You want to maximize V= xyz with the constraint that xy+ 2xz+ 2yz= 108. One way to do that is to use the constraint to remove one variable. For example, 2xz+ 2yz= (2x+ 2y)z= 108- xy so z= (108- xy)/(2x+ 2y). Replacing z in xyz by that, V= xy(108- xy)/(2x+ 2y). Find the partial derivatives of that with respect to x and y, set them equal to 0 and solve for x and y.
A simpler method is to use the "Laplace multiplier" method.
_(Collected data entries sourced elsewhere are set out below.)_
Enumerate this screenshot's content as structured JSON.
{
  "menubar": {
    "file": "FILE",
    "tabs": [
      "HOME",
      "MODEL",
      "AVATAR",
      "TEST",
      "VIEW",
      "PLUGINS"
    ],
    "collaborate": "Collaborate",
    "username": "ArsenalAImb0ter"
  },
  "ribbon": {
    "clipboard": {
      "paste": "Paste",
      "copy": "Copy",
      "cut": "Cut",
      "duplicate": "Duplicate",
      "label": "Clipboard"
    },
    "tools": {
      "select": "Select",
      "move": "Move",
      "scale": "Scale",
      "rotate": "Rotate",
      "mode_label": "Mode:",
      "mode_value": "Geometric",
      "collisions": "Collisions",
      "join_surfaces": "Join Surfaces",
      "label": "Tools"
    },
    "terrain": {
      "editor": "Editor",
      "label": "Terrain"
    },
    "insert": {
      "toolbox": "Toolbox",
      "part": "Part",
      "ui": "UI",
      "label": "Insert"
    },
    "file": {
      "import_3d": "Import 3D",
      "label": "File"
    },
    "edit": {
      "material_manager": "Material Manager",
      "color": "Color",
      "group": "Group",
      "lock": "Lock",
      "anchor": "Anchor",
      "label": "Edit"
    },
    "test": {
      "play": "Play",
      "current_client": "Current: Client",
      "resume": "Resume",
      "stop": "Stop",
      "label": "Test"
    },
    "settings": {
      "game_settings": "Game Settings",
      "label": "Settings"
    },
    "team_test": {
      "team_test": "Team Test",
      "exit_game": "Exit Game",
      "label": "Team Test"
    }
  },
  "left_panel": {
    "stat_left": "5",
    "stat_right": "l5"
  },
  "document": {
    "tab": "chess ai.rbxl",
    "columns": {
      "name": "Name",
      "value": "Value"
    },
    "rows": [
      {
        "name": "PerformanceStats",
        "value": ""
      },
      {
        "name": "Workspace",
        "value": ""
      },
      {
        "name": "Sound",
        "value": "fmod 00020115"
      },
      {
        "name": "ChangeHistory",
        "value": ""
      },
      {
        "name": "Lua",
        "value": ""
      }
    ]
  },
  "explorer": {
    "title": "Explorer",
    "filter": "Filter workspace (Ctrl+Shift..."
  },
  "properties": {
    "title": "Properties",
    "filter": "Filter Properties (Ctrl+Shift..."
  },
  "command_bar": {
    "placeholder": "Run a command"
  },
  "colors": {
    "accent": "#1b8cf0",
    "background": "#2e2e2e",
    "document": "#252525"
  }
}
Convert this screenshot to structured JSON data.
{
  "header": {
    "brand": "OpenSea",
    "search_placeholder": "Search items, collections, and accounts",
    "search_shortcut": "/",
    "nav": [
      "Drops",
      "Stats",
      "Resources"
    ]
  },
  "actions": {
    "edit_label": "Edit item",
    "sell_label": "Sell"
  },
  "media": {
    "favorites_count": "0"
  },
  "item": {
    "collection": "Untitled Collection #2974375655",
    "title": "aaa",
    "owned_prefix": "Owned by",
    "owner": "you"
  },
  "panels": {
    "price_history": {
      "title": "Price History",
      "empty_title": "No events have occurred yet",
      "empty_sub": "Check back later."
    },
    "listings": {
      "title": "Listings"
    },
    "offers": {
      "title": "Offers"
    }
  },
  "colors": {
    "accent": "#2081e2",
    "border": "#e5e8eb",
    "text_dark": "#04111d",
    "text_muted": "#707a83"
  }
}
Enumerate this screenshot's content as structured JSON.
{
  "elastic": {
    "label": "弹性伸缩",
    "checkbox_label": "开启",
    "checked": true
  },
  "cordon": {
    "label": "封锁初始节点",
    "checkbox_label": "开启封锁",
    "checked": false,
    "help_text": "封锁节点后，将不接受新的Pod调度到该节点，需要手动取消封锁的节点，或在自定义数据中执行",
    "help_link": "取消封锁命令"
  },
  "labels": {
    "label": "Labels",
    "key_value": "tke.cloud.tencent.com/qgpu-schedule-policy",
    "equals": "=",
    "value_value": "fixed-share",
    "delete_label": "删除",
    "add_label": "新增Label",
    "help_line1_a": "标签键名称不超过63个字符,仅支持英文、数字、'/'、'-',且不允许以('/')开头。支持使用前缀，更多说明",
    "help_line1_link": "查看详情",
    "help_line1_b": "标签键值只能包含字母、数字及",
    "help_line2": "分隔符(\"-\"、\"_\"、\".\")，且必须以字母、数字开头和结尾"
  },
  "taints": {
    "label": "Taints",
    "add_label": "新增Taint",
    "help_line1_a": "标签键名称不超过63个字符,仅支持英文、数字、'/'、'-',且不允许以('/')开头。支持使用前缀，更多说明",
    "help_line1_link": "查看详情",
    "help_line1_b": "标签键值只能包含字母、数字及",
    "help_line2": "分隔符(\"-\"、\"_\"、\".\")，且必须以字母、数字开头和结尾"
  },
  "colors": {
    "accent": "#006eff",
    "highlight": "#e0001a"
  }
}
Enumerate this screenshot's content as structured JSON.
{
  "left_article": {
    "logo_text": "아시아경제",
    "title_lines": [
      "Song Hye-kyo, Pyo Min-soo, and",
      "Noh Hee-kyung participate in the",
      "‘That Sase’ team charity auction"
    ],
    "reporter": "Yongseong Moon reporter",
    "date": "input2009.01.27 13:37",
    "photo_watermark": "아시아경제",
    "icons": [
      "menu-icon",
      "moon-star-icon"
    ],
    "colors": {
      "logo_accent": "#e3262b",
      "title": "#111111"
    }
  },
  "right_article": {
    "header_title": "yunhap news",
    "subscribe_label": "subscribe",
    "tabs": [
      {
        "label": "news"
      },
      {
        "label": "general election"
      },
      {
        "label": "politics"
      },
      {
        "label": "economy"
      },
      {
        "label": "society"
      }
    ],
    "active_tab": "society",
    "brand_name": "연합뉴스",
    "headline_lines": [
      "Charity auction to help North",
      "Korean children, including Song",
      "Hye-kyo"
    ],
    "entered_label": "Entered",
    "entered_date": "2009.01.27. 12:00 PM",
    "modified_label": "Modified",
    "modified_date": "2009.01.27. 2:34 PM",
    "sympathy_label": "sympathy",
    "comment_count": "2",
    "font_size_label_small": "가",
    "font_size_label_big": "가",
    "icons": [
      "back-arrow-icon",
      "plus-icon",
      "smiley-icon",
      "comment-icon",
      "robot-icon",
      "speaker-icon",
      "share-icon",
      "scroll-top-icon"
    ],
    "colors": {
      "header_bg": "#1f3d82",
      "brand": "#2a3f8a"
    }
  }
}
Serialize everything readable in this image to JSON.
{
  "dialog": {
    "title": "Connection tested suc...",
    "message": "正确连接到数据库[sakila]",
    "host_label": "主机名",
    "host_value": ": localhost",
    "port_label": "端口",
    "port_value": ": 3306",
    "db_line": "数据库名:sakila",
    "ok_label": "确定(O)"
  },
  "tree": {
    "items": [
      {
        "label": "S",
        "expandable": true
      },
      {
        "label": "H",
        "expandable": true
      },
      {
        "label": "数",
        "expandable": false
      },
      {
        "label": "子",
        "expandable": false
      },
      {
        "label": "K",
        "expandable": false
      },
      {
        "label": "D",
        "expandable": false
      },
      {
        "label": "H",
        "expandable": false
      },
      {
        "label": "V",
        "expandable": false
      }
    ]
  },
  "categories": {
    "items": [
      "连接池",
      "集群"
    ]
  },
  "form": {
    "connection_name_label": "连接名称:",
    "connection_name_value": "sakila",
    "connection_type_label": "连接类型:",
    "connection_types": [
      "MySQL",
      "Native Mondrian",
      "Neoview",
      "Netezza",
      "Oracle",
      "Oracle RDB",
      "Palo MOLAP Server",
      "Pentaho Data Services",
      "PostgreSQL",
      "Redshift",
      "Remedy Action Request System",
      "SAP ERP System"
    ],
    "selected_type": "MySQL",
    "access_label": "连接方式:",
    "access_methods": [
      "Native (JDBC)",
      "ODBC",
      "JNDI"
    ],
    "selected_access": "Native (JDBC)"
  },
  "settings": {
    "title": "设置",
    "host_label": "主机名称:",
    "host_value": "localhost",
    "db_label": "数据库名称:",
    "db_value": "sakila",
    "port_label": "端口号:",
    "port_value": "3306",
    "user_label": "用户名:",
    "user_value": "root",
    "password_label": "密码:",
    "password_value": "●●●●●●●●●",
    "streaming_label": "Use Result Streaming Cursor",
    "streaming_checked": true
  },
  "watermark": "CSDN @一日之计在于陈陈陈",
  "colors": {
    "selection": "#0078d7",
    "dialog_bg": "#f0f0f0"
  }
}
Given that V= xyz, the gradient of V is $\nabla V= yz\vec{i}+ xz\vec{j}+ xy\vec{k}$. The constraint, that A= xy+ 2xz+ 2yz be a constant, has gradient $\nabla A= (y+ 2z)\vec{i}+ (x+ 2z)\vec{j}+ (2x+ 2y)\vec{k}$.
It can be shown, geometrically, that at a max or min, those two vectors must be parallel which means one is a multiple of the other: $yz\vec{i}+ xz\vec{j}+ xy\vec{k}= \lambda[(y+ 2z)\vec{i}+ (x+ 2z)\vec{j}+ (2x+ 2y)\vec{k}]$ for some number $\lambda$ (the "Laplace multiplier").
That is the same as saying that $yz= \lambda(y+ 2z)$, $xz= \lambda(x+ 2z)$, and $xy= \lambda(x+ 2y)$. Since a specific value for $\lambda$ is not necessary for a solution, it is often a good idea to start by eliminating $\lambda$ by dividing one equation by another. For example, dividing the first equation by the second, $\frac{yz}{xz}= \frac{y+ 2z}{x+ 2z}$, and dividing the second equation by the third, $\frac{xz}{xy}= \frac{x+ 2z}{x+ 2y}$. Clearing the fractions from each equation, y(x+ 2z)= x(y+ 2z) and z(x+ 2y)= y(x+ 2z). Those reduce to 2yz= 2xz, so y= x, and xz= xy so y= z. That is, x= y= z. Since they must satisfy the constraint, $xy+ 2xz+ 2yz= x^2+ 2x^2+ 2x^2= 5x^2= 108$ so x^2= 108/5= 21.6. Thus the maximum value of V, with this constraint is $(21.6)^3= 10077.696$.